Logit Prisms: Decomposing Transformer Outputs for Mechanistic Interpretability
๐ Abstract
The article introduces "logit prisms", a method to break down the outputs of transformer models into individual components, enabling a more interpretable understanding of how these models work. The key idea is to treat the non-linear activations in the model as constants, allowing the output to be expressed as a sum of linear projections. This allows the contributions of different parts of the model, such as attention heads, MLP neurons, and input embeddings, to be calculated and analyzed. The authors demonstrate the power of this approach through two examples analyzing the behavior of the gemma-2b model.
๐ Q&A
[01] Introduction
1. What is the logit lens and how does the article extend it?
- The logit lens is a tool for understanding how transformer models make decisions.
- This article extends the logit lens approach in a mathematically rigorous and effective way by treating certain parts of the network activations as constants and leveraging the linear properties within the network to break down the logit output into individual component contributions.
2. What are the "prisms" introduced in the article?
- The article introduces simple "prisms" for the residual stream, attention layers, and MLP layers that allow the authors to calculate how much each component contributes to the final logit output.
3. What are the two illustrative examples presented in the article?
- The first example examines how the gemma-2b model performs the task of retrieving a capital city from a country name.
- The second example explores how the gemma-2b model adds two small numbers (ranging from 1 to 9).
[02] Method
1. What is the key idea behind the logit prisms approach?
- The key idea is to treat nonlinear activations as constants, which enables the authors to calculate the contribution of any component in the network using a series of linear transformations.
2. How does the article decompose the residual stream?
- The article breaks down the output logit into individual terms for each embed, attention, and MLP layer by treating the normalization factor as a constant.
3. How does the article decompose the attention mechanism?
- The article breaks down the attention output into a sum over its attention heads, and further decomposes each attention head's output as a weighted sum of the circuit outputs for each token in the sequence.
4. How does the article decompose the MLP layers?
- The article breaks down the MLP output into a sum over individual neuron contributions by treating the scaling vector and normalization factor as constants.
[03] Examples
1. What insights does the article gain about the gemma-2b model's retrieval of capital cities?
- The article finds that the gemma-2b model learns to represent country names and capital city names in a way that allows it to easily transform a country embedding to the capital city unembedding using a linear projection.
2. What insights does the article gain about the gemma-2b model's addition of small numbers?

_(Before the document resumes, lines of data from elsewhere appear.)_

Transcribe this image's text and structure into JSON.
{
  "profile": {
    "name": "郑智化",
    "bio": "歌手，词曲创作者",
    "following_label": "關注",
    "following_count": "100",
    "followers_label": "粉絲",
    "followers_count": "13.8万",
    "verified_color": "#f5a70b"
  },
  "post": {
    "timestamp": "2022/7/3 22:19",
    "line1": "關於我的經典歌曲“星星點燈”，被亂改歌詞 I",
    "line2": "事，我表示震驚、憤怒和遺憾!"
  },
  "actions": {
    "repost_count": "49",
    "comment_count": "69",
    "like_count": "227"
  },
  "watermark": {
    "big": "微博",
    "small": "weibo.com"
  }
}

- The article finds that the network predicts output numbers using interpretable templates learned by MLP neurons, and that when multiple neurons are activated simultaneously, their predictions interfere with each other to produce the final prediction that peaks at the correct number.
3. How does the article visualize the digit unembedding space?
- The article visualizes the digit unembedding space in 2D and discovers that the numbers form a heart-like shape with reflectional symmetry around the 0-5 axis.
[04] Conclusion
1. What is the main contribution of the article?
- The main contribution of the article is the introduction of "logit prisms", a simple but effective way to break down transformer outputs and make them easier to interpret.
2. What key insights did the article gain by applying logit prisms to the gemma-2b model?
- The article gained valuable insights into how the gemma-2b model works internally, including how it represents and retrieves factual information, and how it performs arithmetic operations.